PENTINGNYA PENDIDIKAN UNTUK MEMBENTUK KARAKTER
GENERASI MUDA HINDU YANG LEBIH BAIK
Om Swastyastu,
Om Avighnam Astu Namo Siddham,
Om Anno Bhadrah Krattavo Yantu Visvattah
Sebelumnya,
marilah kita sama-sama menghaturkan sembah sujud bhakti kita kehadapan Ida Sang
Hyang Widhi Wasa (Tuhan Yang maha Esa), karena atas Asung Krta Wara Nugraha
Beliau, kita masih dianugerahi kesehatan sehingga kita dapat berkumpul
bersama-sama dalam acara rutin kita ini dengan tiada kekurangan satu apapun.
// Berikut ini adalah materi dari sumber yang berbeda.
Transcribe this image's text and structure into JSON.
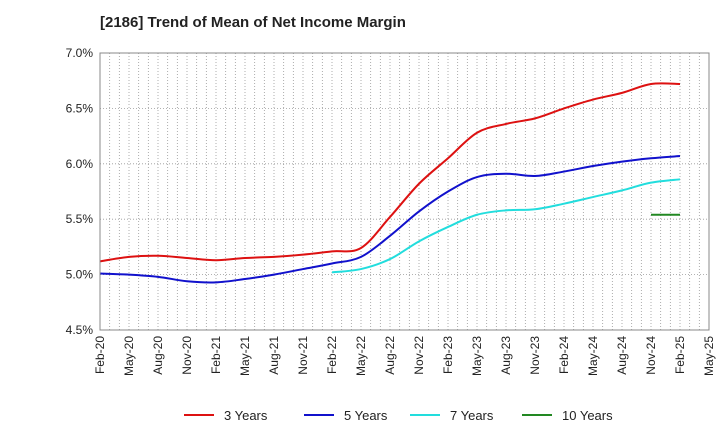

Jajak.com
Yang
terhormat Bapak/Ibu dewan juri lomba Dharma Wacana, dan umat sedharma yang
hadir pada kesempatan kali ini yang Saya muliakan. Sebelum lebih jauh Saya
berbicara, perkenankan Saya untuk memperkenalkan diri terlebih dahulu. Nama Saya
Ni Nyoman Diwantrini, Saya mewakili SMA Negeri 1 Seputih Mataram. Adapun tema
dharma wacana yang akan Saya sampaikan pada kesempatan yang berbahagia ini adalah
“PENTINGNYA PENDIDIKAN UNTUK MEMBENTUK KARAKTER GENERASI MUDA HINDU YANG LEBIH
BAIK”. Tema ini sengaja Saya angkat, karena mengingat dan melihat fakta-fakta yang
sering terjadi di lingkungan masyarakat Hindu, banyak sekali generasi muda
Hindu yang memiliki perilaku dan sikap yang menyimpang dari ajaran-ajaran yang
ada dalam agama Hindu. Hal ini menunjukan bahwa betapa lemahnya iman dan sraddha
generasi muda terhadap agama dan kepercayaan yang dianut. Dari permasalahan ini
timbul pertanyaan-pertanyaan dalam diri kita, “Kenapa masalah ini muncul?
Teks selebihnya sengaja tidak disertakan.